Saturday, 23 March 2013

Ocean and Earth Day

I recommend, if you have children whose brains have been sucked out and replaced by fish, that you escort them annually down to the University of Southampton, National Oceanography Centre, for their Ocean and Earth Day. Here you may let the happy fry go free. Your fishy offspring can stretch their gills, flip their salty fins, and be off to explore the undercurrents of the deepest, darkest oceans.

Consequently, I do not see Shark, Tiger and Squirrel all day long.

Well, that is not strictly true. A packet of chocolate biscuits is on offer about tea time, bait to drag them out of the place. It works, dark chocolate luring them back like wandering fish seduced by a particularly tasty meal, but I suspect only because the place shuts up shop: Shark was thrown out of the tour round the aquarium, so there was nowhere else to go. In the first chocolate-biscuit-end-of-day assessment, I hear only universal grumbling that the fun ends at 4pm, and not at a proper time, like never.

I agree. Time is my only complaint. I think the Ocean and Earth day should go on at least until supper, because I had to listen to the ins and outs of the early-day closure injustice for another six hours.

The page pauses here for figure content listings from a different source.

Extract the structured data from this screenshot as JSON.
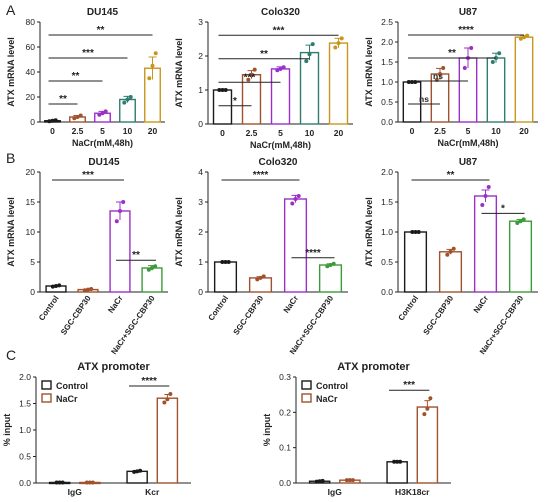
{
  "panel_labels": [
    "A",
    "B",
    "C"
  ],
  "colors": {
    "black": "#1a1a1a",
    "brown": "#a0522d",
    "purple": "#9b30c9",
    "teal": "#2e7d6e",
    "gold": "#c8961e",
    "red": "#c0392b",
    "green": "#3d9a3a"
  },
  "chart_data": [
    {
      "id": "A1",
      "type": "bar",
      "title": "DU145",
      "xlabel": "NaCr(mM,48h)",
      "ylabel": "ATX mRNA level",
      "categories": [
        "0",
        "2.5",
        "5",
        "10",
        "20"
      ],
      "values": [
        1,
        4,
        7,
        18,
        43
      ],
      "errors": [
        0.5,
        1.2,
        1.5,
        2.5,
        9
      ],
      "points": [
        [
          0.6,
          1.0,
          1.4
        ],
        [
          3.0,
          4.0,
          5.2
        ],
        [
          5.8,
          7.0,
          8.5
        ],
        [
          15.5,
          18.0,
          20.0
        ],
        [
          35,
          45,
          55
        ]
      ],
      "ylim": [
        0,
        80
      ],
      "yticks": [
        0,
        20,
        40,
        60,
        80
      ],
      "bar_colors": [
        "#1a1a1a",
        "#a0522d",
        "#9b30c9",
        "#2e7d6e",
        "#c8961e"
      ],
      "fill": "none",
      "significance": [
        {
          "from": 0,
          "to": 1,
          "label": "**"
        },
        {
          "from": 0,
          "to": 2,
          "label": "**"
        },
        {
          "from": 0,
          "to": 3,
          "label": "***"
        },
        {
          "from": 0,
          "to": 4,
          "label": "**"
        }
      ]
    },
    {
      "id": "A2",
      "type": "bar",
      "title": "Colo320",
      "xlabel": "NaCr(mM,48h)",
      "ylabel": "ATX mRNA level",
      "categories": [
        "0",
        "2.5",
        "5",
        "10",
        "20"
      ],
      "values": [
        1.0,
        1.45,
        1.62,
        2.1,
        2.38
      ],
      "errors": [
        0.02,
        0.12,
        0.06,
        0.22,
        0.14
      ],
      "points": [
        [
          1.0,
          1.0,
          1.0
        ],
        [
          1.3,
          1.45,
          1.6
        ],
        [
          1.58,
          1.62,
          1.67
        ],
        [
          1.85,
          2.05,
          2.35
        ],
        [
          2.25,
          2.38,
          2.52
        ]
      ],
      "ylim": [
        0,
        3
      ],
      "yticks": [
        0,
        1,
        2,
        3
      ],
      "bar_colors": [
        "#1a1a1a",
        "#a0522d",
        "#9b30c9",
        "#2e7d6e",
        "#c8961e"
      ],
      "fill": "none",
      "significance": [
        {
          "from": 0,
          "to": 1,
          "label": "*"
        },
        {
          "from": 0,
          "to": 2,
          "label": "***"
        },
        {
          "from": 0,
          "to": 3,
          "label": "**"
        },
        {
          "from": 0,
          "to": 4,
          "label": "***"
        }
      ]
    },
    {
      "id": "A3",
      "type": "bar",
      "title": "U87",
      "xlabel": "NaCr(mM,48h)",
      "ylabel": "ATX mRNA level",
      "categories": [
        "0",
        "2.5",
        "5",
        "10",
        "20"
      ],
      "values": [
        1.0,
        1.2,
        1.6,
        1.6,
        2.12
      ],
      "errors": [
        0.02,
        0.14,
        0.25,
        0.12,
        0.04
      ],
      "points": [
        [
          1.0,
          1.0,
          1.0
        ],
        [
          1.05,
          1.2,
          1.35
        ],
        [
          1.35,
          1.6,
          1.85
        ],
        [
          1.5,
          1.6,
          1.72
        ],
        [
          2.08,
          2.12,
          2.16
        ]
      ],
      "ylim": [
        0,
        2.5
      ],
      "yticks": [
        0,
        0.5,
        1.0,
        1.5,
        2.0,
        2.5
      ],
      "ytick_labels": [
        "0.0",
        "0.5",
        "1.0",
        "1.5",
        "2.0",
        "2.5"
      ],
      "bar_colors": [
        "#1a1a1a",
        "#a0522d",
        "#9b30c9",
        "#2e7d6e",
        "#c8961e"
      ],
      "fill": "none",
      "significance": [
        {
          "from": 0,
          "to": 1,
          "label": "ns"
        },
        {
          "from": 0,
          "to": 2,
          "label": "ns"
        },
        {
          "from": 0,
          "to": 3,
          "label": "**"
        },
        {
          "from": 0,
          "to": 4,
          "label": "****"
        }
      ]
    },
    {
      "id": "B1",
      "type": "bar",
      "title": "DU145",
      "xlabel": "",
      "ylabel": "ATX mRNA level",
      "categories": [
        "Control",
        "SGC-CBP30",
        "NaCr",
        "NaCr+SGC-CBP30"
      ],
      "values": [
        1.0,
        0.4,
        13.5,
        4.0
      ],
      "errors": [
        0.1,
        0.1,
        1.5,
        0.4
      ],
      "points": [
        [
          0.9,
          1.0,
          1.1
        ],
        [
          0.3,
          0.4,
          0.5
        ],
        [
          11.8,
          13.5,
          15.0
        ],
        [
          3.7,
          4.0,
          4.3
        ]
      ],
      "ylim": [
        0,
        20
      ],
      "yticks": [
        0,
        5,
        10,
        15,
        20
      ],
      "bar_colors": [
        "#1a1a1a",
        "#a0522d",
        "#9b30c9",
        "#3d9a3a"
      ],
      "fill": "none",
      "significance": [
        {
          "from": 0,
          "to": 2,
          "label": "***"
        },
        {
          "from": 2,
          "to": 3,
          "label": "**"
        }
      ]
    },
    {
      "id": "B2",
      "type": "bar",
      "title": "Colo320",
      "xlabel": "",
      "ylabel": "ATX mRNA level",
      "categories": [
        "Control",
        "SGC-CBP30",
        "NaCr",
        "NaCr+SGC-CBP30"
      ],
      "values": [
        1.0,
        0.47,
        3.1,
        0.9
      ],
      "errors": [
        0.02,
        0.04,
        0.12,
        0.04
      ],
      "points": [
        [
          1.0,
          1.0,
          1.0
        ],
        [
          0.42,
          0.47,
          0.52
        ],
        [
          2.95,
          3.1,
          3.2
        ],
        [
          0.86,
          0.9,
          0.94
        ]
      ],
      "ylim": [
        0,
        4
      ],
      "yticks": [
        0,
        1,
        2,
        3,
        4
      ],
      "bar_colors": [
        "#1a1a1a",
        "#a0522d",
        "#9b30c9",
        "#3d9a3a"
      ],
      "fill": "none",
      "significance": [
        {
          "from": 0,
          "to": 2,
          "label": "****"
        },
        {
          "from": 2,
          "to": 3,
          "label": "****"
        }
      ]
    },
    {
      "id": "B3",
      "type": "bar",
      "title": "U87",
      "xlabel": "",
      "ylabel": "ATX mRNA level",
      "categories": [
        "Control",
        "SGC-CBP30",
        "NaCr",
        "NaCr+SGC-CBP30"
      ],
      "values": [
        1.0,
        0.67,
        1.6,
        1.18
      ],
      "errors": [
        0.01,
        0.04,
        0.1,
        0.03
      ],
      "points": [
        [
          1.0,
          1.0,
          1.0
        ],
        [
          0.62,
          0.67,
          0.72
        ],
        [
          1.45,
          1.6,
          1.75
        ],
        [
          1.15,
          1.18,
          1.21
        ]
      ],
      "ylim": [
        0,
        2.0
      ],
      "yticks": [
        0,
        0.5,
        1.0,
        1.5,
        2.0
      ],
      "ytick_labels": [
        "0.0",
        "0.5",
        "1.0",
        "1.5",
        "2.0"
      ],
      "bar_colors": [
        "#1a1a1a",
        "#a0522d",
        "#9b30c9",
        "#3d9a3a"
      ],
      "fill": "none",
      "significance": [
        {
          "from": 0,
          "to": 2,
          "label": "**"
        },
        {
          "from": 2,
          "to": 3,
          "label": "*"
        }
      ]
    },
    {
      "id": "C1",
      "type": "bar",
      "title": "ATX promoter",
      "xlabel": "",
      "ylabel": "% input",
      "categories": [
        "IgG",
        "Kcr"
      ],
      "series": [
        {
          "name": "Control",
          "values": [
            0.01,
            0.22
          ],
          "errors": [
            0.005,
            0.015
          ],
          "color": "#1a1a1a",
          "points": [
            [
              0.01,
              0.01,
              0.01
            ],
            [
              0.21,
              0.22,
              0.23
            ]
          ]
        },
        {
          "name": "NaCr",
          "values": [
            0.01,
            1.6
          ],
          "errors": [
            0.005,
            0.07
          ],
          "color": "#a0522d",
          "points": [
            [
              0.01,
              0.01,
              0.01
            ],
            [
              1.52,
              1.58,
              1.68
            ]
          ]
        }
      ],
      "ylim": [
        0,
        2.0
      ],
      "yticks": [
        0,
        0.5,
        1.0,
        1.5,
        2.0
      ],
      "ytick_labels": [
        "0.0",
        "0.5",
        "1.0",
        "1.5",
        "2.0"
      ],
      "legend": "top-left",
      "significance": [
        {
          "category": 1,
          "label": "****"
        }
      ]
    },
    {
      "id": "C2",
      "type": "bar",
      "title": "ATX promoter",
      "xlabel": "",
      "ylabel": "% input",
      "categories": [
        "IgG",
        "H3K18cr"
      ],
      "series": [
        {
          "name": "Control",
          "values": [
            0.005,
            0.06
          ],
          "errors": [
            0.002,
            0.002
          ],
          "color": "#1a1a1a",
          "points": [
            [
              0.004,
              0.005,
              0.006
            ],
            [
              0.06,
              0.06,
              0.06
            ]
          ]
        },
        {
          "name": "NaCr",
          "values": [
            0.008,
            0.215
          ],
          "errors": [
            0.002,
            0.018
          ],
          "color": "#a0522d",
          "points": [
            [
              0.008,
              0.008,
              0.008
            ],
            [
              0.195,
              0.21,
              0.24
            ]
          ]
        }
      ],
      "ylim": [
        0,
        0.3
      ],
      "yticks": [
        0,
        0.1,
        0.2,
        0.3
      ],
      "ytick_labels": [
        "0.0",
        "0.1",
        "0.2",
        "0.3"
      ],
      "legend": "top-left",
      "significance": [
        {
          "category": 1,
          "label": "***"
        }
      ]
    }
  ]
}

It is a simple problem of logistics. A fishy-minded visitor cannot attend to everything between 10.30am and 4pm. Is that not a ridiculously short time to seduce us with your fishy wares? If you listen to the lectures about bubbles, rocks, diving and biology, then attempt to struggle round the stalls, pilot a submarine, do the quiz, watch the videos, make the ammonites, scoff lunch, see the ships, read the careers boards, ask questions of the engineers, no wonder there is not time to visit the aquarium.

I chose wisely. The lectures. On the basis that I could rest my arse for a good couple of hours, and adopt the face of one who has a scholarly approach to fish, while secretly hoping my brood return to me in an exhausted state clutching hand-made plaster ammonites and novelty fridge magnets.

Despite the complaints about time, our endless enemy, I can only thank the staff at the University of Southampton once again for allowing we fish-loving public to trample all over their nice clean Oceanography centre, leaving only footprints (plus a trail of trash and fingermarks on the door frame where they had to prise off Shark) and taking with us, only photographs.*


Shark, giving me that eye-rolling manoeuvre. 
I suppose I said something foolish, betraying my ignorance about tentacles.

* I jolly well hope so, anyway. But if I were you, Southampton Geology Staff, I would do an inventory of your rocks.

1 comment:

Irene said...

There's always a lot of grumbling abut, isn't there?